Hi, I have follow-up questions on the submission. I am planning to submit a notebook as the final product, and my questions are:
(1) I should use random-submission.ipynb as template, right? This means, there will be train(), infer(), crunch.test() functions in my submitted .ipynb file?
(2) Currently I am training the model locally. In the future, should I copy and paste these codes inside the train() function for submission? In addition, I would expect the output of this function is a trained model, but from the random_submission.ipynb, it seems that nothing is returned - could you clarify this?
(3) Finally, for the infer() function, based on its internal code, I don’t understand how it is using the trained model from the train() above, as it is not calling the train() function - could you comment more on this as well?
you could use train and infer for cloud,
and crunch.test for local testing purpose which will simulate the train() infer() on your local machine
when you test both train and infer functions on local machine you will see how it behave in cloud.

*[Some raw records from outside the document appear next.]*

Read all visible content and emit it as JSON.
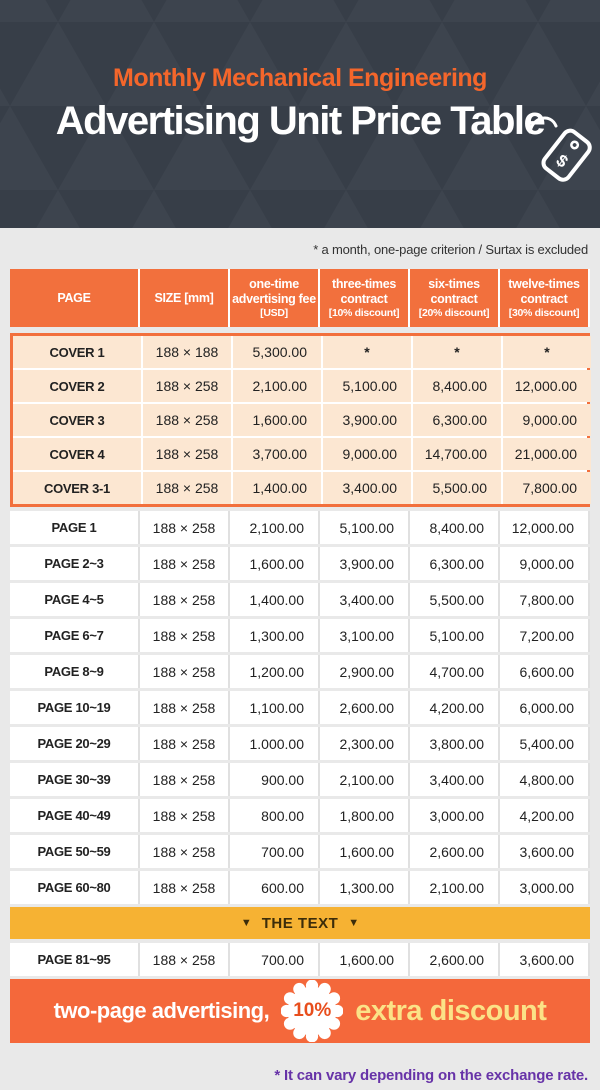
{
  "colors": {
    "hero_bg": "#3d444e",
    "hero_triangle": "#373e48",
    "accent_orange": "#f2703d",
    "footer_orange": "#f4683b",
    "cover_row_bg": "#fce7d2",
    "divider_amber": "#f6b233",
    "highlight_yellow": "#fbe287",
    "badge_text": "#e84e1d",
    "note_purple": "#6733a8",
    "page_bg": "#e9e9e9"
  },
  "hero": {
    "subtitle": "Monthly Mechanical Engineering",
    "title": "Advertising Unit Price Table",
    "tag_icon_symbol": "$"
  },
  "note_top": "* a month, one-page criterion / Surtax is excluded",
  "table": {
    "columns": [
      {
        "label": "PAGE",
        "sub": ""
      },
      {
        "label": "SIZE [mm]",
        "sub": ""
      },
      {
        "label": "one-time advertising fee",
        "sub": "[USD]"
      },
      {
        "label": "three-times contract",
        "sub": "[10% discount]"
      },
      {
        "label": "six-times contract",
        "sub": "[20% discount]"
      },
      {
        "label": "twelve-times contract",
        "sub": "[30% discount]"
      }
    ],
    "cover_rows": [
      {
        "page": "COVER 1",
        "size": "188 × 188",
        "fees": [
          "5,300.00",
          "*",
          "*",
          "*"
        ]
      },
      {
        "page": "COVER 2",
        "size": "188 × 258",
        "fees": [
          "2,100.00",
          "5,100.00",
          "8,400.00",
          "12,000.00"
        ]
      },
      {
        "page": "COVER 3",
        "size": "188 × 258",
        "fees": [
          "1,600.00",
          "3,900.00",
          "6,300.00",
          "9,000.00"
        ]
      },
      {
        "page": "COVER 4",
        "size": "188 × 258",
        "fees": [
          "3,700.00",
          "9,000.00",
          "14,700.00",
          "21,000.00"
        ]
      },
      {
        "page": "COVER 3-1",
        "size": "188 × 258",
        "fees": [
          "1,400.00",
          "3,400.00",
          "5,500.00",
          "7,800.00"
        ]
      }
    ],
    "page_rows": [
      {
        "page": "PAGE 1",
        "size": "188 × 258",
        "fees": [
          "2,100.00",
          "5,100.00",
          "8,400.00",
          "12,000.00"
        ]
      },
      {
        "page": "PAGE 2~3",
        "size": "188 × 258",
        "fees": [
          "1,600.00",
          "3,900.00",
          "6,300.00",
          "9,000.00"
        ]
      },
      {
        "page": "PAGE 4~5",
        "size": "188 × 258",
        "fees": [
          "1,400.00",
          "3,400.00",
          "5,500.00",
          "7,800.00"
        ]
      },
      {
        "page": "PAGE 6~7",
        "size": "188 × 258",
        "fees": [
          "1,300.00",
          "3,100.00",
          "5,100.00",
          "7,200.00"
        ]
      },
      {
        "page": "PAGE 8~9",
        "size": "188 × 258",
        "fees": [
          "1,200.00",
          "2,900.00",
          "4,700.00",
          "6,600.00"
        ]
      },
      {
        "page": "PAGE 10~19",
        "size": "188 × 258",
        "fees": [
          "1,100.00",
          "2,600.00",
          "4,200.00",
          "6,000.00"
        ]
      },
      {
        "page": "PAGE 20~29",
        "size": "188 × 258",
        "fees": [
          "1.000.00",
          "2,300.00",
          "3,800.00",
          "5,400.00"
        ]
      },
      {
        "page": "PAGE 30~39",
        "size": "188 × 258",
        "fees": [
          "900.00",
          "2,100.00",
          "3,400.00",
          "4,800.00"
        ]
      },
      {
        "page": "PAGE 40~49",
        "size": "188 × 258",
        "fees": [
          "800.00",
          "1,800.00",
          "3,000.00",
          "4,200.00"
        ]
      },
      {
        "page": "PAGE 50~59",
        "size": "188 × 258",
        "fees": [
          "700.00",
          "1,600.00",
          "2,600.00",
          "3,600.00"
        ]
      },
      {
        "page": "PAGE 60~80",
        "size": "188 × 258",
        "fees": [
          "600.00",
          "1,300.00",
          "2,100.00",
          "3,000.00"
        ]
      }
    ],
    "divider": {
      "label": "THE TEXT",
      "arrow": "▼"
    },
    "page_rows_after": [
      {
        "page": "PAGE 81~95",
        "size": "188 × 258",
        "fees": [
          "700.00",
          "1,600.00",
          "2,600.00",
          "3,600.00"
        ]
      }
    ]
  },
  "footer": {
    "text": "two-page advertising,",
    "badge": "10%",
    "highlight": "extra discount"
  },
  "note_bottom": "* It can vary depending on the exchange rate."
}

when train or infer functions used you may put any logic you want there, for example save the model trained in train function in /tmp/ folder and then load for inference in infer
i do not use train , it is dummy , and it can be skipped if you select “No”
Just wnat to know this is the training data? and we need to use this data to train the model? after training the model , the models need to be saved at resources folder for each DC or UC? Still lot of confusion on how to use this for local testing? Can you please clarify on how the inference happens and infernce on which data?
@enzo Now I have trained locally and I stored all my model files in resource directory. Now when I am submitting the notebook with inference code. How does the model know my resources folder in my local machine when I submit a notebook (.ipynb)? Please clarify …As the models are locally in my machine. What to do? The first option : Do I need to submit the resources folder in zipped format to “Model Files (Optional”") or Option 2: If I run this code locally # Test the implementation
crunch.test(
no_determinism_check=True,
) the resources folder will automatically replicated or pulled into your server? Can you please help me to undersntand? @enzo thanks
Your infer function will called on each .zarr file that you need to predict.
Your model directory will always be available via the model_directory_path (list of parameters). Even when submitting a notebook.
When submitting files via “Model Files”, you need to select a directory that will be sent along with your code. Like this, you can include multiple files. No need to compress it.
Yes your model will always be downloaded in the runner before running your code.